Bu iki günden sonra İsa oradan ayrılıp Celile’ye gitti. İsa’nın kendisi, bir peygamberin kendi memleketinde saygı görmediğine tanıklık etmişti. Celile’ye geldiği zaman Celileliler O’nu iyi karşıladılar. Çünkü onlar da bayram için gitmişler ve bayramda O’nun Yeruşalim’de yaptığı her şeyi görmüşlerdi.
İsa yine, suyu şaraba çevirdiği Celile’nin Kana Köyü’ne geldi. Orada saraya bağlı bir memur vardı. Oğlu Kefarnahum’da hastaydı. Adam, İsa’nın Yahudiye’den Celile’ye geldiğini işitince yanına gitti, evine gelip ölmek üzere olan oğlunu iyileştirmesi için O’na yalvardı.
İsa adama, “Sizler belirtiler ve harikalar görmedikçe iman etmeyeceksiniz” dedi.
Saray memuru İsa’ya, “Efendim, çocuğum ölmeden yetiş!” dedi.
İsa, “Git, oğlun yaşayacak” dedi.
Adam, İsa’nın söylediği söze iman ederek gitti.
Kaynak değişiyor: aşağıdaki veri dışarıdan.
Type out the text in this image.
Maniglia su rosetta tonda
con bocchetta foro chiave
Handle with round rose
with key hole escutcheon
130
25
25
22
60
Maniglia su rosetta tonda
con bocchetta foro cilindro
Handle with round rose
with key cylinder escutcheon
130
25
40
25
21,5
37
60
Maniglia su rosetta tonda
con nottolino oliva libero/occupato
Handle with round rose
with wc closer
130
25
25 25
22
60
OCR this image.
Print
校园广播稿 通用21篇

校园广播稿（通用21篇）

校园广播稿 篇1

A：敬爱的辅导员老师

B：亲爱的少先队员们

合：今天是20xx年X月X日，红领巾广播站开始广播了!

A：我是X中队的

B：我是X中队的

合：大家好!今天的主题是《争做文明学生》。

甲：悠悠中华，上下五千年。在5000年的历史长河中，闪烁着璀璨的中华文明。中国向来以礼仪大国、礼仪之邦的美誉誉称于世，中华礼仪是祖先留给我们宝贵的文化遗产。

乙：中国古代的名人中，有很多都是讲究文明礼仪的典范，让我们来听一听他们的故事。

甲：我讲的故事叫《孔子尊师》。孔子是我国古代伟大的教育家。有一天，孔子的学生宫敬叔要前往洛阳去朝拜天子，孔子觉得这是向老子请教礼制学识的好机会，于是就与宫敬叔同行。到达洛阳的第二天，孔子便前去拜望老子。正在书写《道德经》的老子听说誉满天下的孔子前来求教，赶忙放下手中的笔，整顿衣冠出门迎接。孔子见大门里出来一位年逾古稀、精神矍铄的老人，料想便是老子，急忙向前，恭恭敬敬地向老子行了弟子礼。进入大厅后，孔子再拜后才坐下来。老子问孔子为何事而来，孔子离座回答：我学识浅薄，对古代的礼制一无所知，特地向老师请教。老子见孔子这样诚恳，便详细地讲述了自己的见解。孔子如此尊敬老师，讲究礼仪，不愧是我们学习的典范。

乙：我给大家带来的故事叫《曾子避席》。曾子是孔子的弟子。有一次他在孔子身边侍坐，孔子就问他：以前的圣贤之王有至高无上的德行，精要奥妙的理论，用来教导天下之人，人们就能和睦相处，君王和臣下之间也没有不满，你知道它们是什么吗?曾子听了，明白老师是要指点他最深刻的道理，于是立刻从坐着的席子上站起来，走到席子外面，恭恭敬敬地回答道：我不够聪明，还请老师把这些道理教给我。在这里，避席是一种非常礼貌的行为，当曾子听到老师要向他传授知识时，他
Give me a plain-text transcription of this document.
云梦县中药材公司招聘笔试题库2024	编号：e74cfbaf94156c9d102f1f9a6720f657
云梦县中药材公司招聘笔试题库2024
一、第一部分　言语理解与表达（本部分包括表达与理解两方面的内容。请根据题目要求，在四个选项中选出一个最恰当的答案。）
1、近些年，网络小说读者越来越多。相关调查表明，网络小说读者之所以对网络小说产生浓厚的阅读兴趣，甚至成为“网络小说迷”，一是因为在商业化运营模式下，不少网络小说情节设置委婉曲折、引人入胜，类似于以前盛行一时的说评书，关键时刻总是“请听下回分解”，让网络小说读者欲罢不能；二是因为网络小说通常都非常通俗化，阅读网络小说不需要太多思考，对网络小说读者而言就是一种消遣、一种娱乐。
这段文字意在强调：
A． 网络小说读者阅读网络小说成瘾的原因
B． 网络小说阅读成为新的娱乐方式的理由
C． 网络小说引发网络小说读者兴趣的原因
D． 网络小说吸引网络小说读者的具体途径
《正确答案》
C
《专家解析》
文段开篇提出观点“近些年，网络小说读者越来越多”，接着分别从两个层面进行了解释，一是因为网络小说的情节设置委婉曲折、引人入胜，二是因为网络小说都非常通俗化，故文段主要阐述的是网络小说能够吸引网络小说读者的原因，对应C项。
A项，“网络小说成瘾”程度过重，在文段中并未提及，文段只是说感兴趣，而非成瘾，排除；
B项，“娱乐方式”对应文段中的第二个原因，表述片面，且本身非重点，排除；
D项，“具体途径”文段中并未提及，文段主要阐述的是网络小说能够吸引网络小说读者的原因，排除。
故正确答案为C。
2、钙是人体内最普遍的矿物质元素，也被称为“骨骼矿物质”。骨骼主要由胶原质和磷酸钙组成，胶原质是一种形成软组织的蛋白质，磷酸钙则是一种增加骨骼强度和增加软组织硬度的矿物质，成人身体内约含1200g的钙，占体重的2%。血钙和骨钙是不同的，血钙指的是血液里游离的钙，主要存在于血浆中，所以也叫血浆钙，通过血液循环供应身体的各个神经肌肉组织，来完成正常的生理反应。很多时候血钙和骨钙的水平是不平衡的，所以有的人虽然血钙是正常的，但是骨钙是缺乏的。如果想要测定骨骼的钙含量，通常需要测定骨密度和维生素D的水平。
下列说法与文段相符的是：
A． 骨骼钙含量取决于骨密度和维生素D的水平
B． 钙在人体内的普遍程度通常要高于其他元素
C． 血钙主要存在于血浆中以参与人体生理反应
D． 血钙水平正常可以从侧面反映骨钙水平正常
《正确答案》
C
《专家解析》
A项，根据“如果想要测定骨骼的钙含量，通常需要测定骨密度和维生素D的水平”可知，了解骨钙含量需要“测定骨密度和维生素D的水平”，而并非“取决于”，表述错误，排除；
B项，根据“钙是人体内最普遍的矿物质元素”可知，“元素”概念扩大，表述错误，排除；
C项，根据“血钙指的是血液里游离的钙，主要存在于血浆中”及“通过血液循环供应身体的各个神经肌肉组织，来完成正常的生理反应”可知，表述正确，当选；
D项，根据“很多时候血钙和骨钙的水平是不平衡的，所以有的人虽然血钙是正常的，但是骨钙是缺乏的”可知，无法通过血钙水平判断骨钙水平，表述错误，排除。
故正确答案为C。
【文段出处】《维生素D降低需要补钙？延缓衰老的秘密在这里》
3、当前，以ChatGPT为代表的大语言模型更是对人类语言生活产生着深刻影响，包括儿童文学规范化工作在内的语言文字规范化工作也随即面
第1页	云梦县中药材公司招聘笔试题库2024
Daha yoldayken köleleri onu karşılayıp oğlunun yaşadığını bildirdiler. Adam onlara, oğlunun iyileşmeye başladığı saati sordu. “Dün öğle üstü saat birde ateşi düştü” dediler.
Baba bunun, İsa’nın, “Oğlun yaşayacak” dediği saat olduğunu anladı. Kendisi ve bütün ev halkı iman etti. İsa, bu ikinci belirtiyi de Yahudiye’den Celile’ye döndükten sonra gerçekleştirdi.